Example 2: Calculating Arc Length with Radius and Angle in Radians
Problem: A circle has a radius of \( r = 5 \, \text{cm} \) and a central angle of \( \theta = 1.2 \) radians. Find the arc length.
Solution:
- Write down the formula: \( L = r \theta \).
- Substitute \( r = 5 \) and \( \theta = 1.2 \): \( L = 5 \times 1.2 \).

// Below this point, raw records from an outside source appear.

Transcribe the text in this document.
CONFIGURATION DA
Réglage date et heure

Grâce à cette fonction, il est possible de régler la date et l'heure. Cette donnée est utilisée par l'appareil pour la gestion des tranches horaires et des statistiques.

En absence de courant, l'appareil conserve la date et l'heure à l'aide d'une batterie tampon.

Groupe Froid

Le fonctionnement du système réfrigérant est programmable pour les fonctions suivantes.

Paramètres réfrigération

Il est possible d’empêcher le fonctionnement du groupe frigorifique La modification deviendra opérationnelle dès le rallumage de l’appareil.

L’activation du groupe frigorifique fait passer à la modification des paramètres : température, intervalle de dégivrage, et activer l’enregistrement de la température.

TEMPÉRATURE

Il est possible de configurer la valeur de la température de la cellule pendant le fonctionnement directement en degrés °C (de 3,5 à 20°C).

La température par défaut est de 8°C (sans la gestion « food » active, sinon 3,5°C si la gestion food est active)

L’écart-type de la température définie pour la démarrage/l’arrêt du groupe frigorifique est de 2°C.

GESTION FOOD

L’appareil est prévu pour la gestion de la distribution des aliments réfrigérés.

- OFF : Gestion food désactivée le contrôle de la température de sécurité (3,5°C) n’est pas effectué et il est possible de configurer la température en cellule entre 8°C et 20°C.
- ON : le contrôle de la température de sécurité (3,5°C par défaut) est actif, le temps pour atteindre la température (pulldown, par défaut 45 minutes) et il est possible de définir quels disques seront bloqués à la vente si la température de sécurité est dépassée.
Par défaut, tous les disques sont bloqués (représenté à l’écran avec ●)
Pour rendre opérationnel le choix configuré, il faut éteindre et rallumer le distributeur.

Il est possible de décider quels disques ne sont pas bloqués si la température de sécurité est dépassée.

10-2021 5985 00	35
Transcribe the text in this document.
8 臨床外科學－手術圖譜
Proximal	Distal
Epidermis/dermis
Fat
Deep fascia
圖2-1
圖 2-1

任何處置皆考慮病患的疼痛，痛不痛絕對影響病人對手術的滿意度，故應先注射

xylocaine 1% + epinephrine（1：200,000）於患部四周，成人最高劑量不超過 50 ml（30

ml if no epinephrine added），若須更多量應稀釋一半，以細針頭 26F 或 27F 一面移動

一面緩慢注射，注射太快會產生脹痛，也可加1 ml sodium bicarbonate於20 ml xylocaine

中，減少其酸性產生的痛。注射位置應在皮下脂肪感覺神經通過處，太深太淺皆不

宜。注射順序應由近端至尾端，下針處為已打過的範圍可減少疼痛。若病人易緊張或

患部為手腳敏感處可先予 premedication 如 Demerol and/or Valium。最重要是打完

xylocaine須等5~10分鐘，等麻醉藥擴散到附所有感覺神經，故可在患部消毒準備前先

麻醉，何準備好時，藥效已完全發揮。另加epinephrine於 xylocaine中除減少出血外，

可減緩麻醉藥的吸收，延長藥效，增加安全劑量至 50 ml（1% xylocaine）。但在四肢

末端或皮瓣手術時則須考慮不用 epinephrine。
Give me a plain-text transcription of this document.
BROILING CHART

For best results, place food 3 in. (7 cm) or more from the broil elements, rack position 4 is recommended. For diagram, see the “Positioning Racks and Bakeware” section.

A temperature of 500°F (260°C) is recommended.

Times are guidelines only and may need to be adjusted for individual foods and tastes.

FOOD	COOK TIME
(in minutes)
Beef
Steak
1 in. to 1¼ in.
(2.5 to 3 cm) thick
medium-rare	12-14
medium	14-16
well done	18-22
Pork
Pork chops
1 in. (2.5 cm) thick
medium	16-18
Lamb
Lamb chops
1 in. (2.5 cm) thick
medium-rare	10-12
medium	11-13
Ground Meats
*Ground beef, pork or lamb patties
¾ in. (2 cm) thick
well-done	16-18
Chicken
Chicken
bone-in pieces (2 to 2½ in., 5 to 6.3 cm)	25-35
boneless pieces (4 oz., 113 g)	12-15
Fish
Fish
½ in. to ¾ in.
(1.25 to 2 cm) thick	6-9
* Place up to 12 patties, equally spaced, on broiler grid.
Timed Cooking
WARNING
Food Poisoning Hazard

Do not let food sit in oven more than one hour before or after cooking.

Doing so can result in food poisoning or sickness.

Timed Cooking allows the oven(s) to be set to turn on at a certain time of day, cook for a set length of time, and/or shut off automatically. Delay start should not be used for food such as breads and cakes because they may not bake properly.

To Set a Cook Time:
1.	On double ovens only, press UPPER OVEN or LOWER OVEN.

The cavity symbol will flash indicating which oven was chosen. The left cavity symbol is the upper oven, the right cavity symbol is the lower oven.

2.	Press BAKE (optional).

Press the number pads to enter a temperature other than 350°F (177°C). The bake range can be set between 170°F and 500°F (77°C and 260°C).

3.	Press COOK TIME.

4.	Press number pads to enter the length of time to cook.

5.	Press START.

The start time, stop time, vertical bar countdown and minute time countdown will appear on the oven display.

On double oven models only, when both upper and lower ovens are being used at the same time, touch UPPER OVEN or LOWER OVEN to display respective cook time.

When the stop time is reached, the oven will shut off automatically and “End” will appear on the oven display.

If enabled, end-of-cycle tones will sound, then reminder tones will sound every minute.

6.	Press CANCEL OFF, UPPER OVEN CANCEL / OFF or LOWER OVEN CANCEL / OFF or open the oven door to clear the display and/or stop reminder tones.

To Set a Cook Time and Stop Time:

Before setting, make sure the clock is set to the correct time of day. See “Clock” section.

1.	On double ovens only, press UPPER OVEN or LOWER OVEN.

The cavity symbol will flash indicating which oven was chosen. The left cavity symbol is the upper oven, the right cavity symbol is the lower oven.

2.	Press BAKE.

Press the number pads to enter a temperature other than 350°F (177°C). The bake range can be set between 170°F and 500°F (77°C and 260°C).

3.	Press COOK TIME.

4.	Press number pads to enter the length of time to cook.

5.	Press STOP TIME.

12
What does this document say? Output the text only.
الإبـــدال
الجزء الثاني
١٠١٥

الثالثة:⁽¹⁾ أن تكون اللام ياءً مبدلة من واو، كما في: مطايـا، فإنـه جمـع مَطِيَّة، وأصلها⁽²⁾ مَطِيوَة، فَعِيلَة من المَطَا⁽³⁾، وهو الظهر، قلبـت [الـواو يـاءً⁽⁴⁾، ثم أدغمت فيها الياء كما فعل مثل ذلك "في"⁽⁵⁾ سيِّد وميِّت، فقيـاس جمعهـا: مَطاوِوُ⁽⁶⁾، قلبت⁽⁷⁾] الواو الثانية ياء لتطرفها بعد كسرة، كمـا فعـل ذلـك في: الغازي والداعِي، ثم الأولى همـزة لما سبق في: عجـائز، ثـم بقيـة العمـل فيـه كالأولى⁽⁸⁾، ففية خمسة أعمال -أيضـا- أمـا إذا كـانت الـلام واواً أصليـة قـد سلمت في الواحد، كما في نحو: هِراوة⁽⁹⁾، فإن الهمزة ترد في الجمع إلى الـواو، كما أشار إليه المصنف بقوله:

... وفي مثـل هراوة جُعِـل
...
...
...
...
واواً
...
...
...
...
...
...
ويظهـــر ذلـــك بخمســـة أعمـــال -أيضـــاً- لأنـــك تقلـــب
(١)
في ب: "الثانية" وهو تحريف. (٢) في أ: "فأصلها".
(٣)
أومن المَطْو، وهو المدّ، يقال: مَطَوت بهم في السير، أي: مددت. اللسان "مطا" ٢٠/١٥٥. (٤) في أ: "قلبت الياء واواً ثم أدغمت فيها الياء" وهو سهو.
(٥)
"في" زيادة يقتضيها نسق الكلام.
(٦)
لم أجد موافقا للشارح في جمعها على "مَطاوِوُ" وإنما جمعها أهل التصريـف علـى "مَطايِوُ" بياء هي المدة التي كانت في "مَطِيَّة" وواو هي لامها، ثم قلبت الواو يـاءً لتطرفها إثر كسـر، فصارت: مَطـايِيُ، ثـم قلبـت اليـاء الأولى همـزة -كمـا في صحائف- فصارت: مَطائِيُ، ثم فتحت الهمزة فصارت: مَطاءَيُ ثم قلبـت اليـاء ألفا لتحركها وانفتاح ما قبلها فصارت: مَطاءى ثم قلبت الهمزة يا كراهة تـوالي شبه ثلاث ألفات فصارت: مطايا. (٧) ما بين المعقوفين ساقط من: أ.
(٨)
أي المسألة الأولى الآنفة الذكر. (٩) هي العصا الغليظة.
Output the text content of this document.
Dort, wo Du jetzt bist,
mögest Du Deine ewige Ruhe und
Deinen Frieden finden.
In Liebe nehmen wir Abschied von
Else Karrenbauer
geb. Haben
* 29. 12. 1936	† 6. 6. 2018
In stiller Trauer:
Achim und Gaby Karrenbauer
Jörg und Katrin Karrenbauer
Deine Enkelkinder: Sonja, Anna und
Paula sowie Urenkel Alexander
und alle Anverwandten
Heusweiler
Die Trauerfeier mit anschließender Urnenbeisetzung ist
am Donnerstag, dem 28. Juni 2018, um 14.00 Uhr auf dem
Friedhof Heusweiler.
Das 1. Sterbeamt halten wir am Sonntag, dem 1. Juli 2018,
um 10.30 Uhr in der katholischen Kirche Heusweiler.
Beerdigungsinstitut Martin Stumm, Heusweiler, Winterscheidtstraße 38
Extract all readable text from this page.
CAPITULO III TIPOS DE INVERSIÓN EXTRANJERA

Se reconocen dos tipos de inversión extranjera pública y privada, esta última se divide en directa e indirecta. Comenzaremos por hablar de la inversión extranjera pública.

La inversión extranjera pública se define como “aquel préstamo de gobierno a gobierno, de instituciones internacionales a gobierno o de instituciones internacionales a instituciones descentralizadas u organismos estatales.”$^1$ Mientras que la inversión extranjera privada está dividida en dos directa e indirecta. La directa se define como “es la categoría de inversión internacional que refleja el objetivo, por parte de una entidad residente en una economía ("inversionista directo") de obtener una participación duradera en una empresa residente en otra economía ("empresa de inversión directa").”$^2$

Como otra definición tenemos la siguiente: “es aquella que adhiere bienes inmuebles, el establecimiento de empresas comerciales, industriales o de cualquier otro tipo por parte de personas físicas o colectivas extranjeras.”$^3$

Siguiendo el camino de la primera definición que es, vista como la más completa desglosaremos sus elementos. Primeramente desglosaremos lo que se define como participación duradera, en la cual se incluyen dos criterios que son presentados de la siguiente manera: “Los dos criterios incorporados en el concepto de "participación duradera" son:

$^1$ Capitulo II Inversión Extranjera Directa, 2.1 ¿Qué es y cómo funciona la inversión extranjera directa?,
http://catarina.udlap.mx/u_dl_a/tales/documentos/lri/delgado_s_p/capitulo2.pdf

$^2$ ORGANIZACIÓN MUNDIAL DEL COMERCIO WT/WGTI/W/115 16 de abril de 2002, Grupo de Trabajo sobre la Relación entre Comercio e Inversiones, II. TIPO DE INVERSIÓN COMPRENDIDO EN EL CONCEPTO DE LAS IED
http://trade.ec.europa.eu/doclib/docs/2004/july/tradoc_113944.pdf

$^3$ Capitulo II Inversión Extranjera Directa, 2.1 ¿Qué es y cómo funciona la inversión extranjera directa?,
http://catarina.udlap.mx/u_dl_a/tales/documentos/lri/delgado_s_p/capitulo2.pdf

- Multiply: \( L = 6 \, \text{cm} \).
The arc length is \( 6 \, \text{cm} \).
3. Formula for Arc Length Using Diameter and Angle in Degrees
The formula \( L = \dfrac{\theta}{360} \times \pi d \) calculates the arc length by taking a fraction of the circumference based on the angle in degrees. This form is convenient when the diameter and the central angle in degrees are known.
Example 3: Calculating Arc Length with Diameter and Angle in Degrees
Problem: A circle has a diameter of \( d = 12 \, \text{cm} \) and a central angle of \( \theta = 90^\circ \). Find the arc length.
Solution:
- Write down the formula: \( L = \dfrac{\theta}{360} \times \pi d \).
- Substitute \( d = 12 \) and \( \theta = 90 \): \( L = \dfrac{90}{360} \times \pi \times 12 \).
- Simplify the fraction: \( L = \dfrac{1}{4} \times \pi \times 12 \).
- Multiply: \( L = 3\pi \approx 9.42 \, \text{cm} \) (using \( \pi \approx 3.14159 \)).
The arc length is approximately \( 9.42 \, \text{cm} \).
These examples demonstrate how to calculate the arc length of a circle using different measurements, whether it’s the radius and angle in degrees or radians, or the diameter and angle in degrees.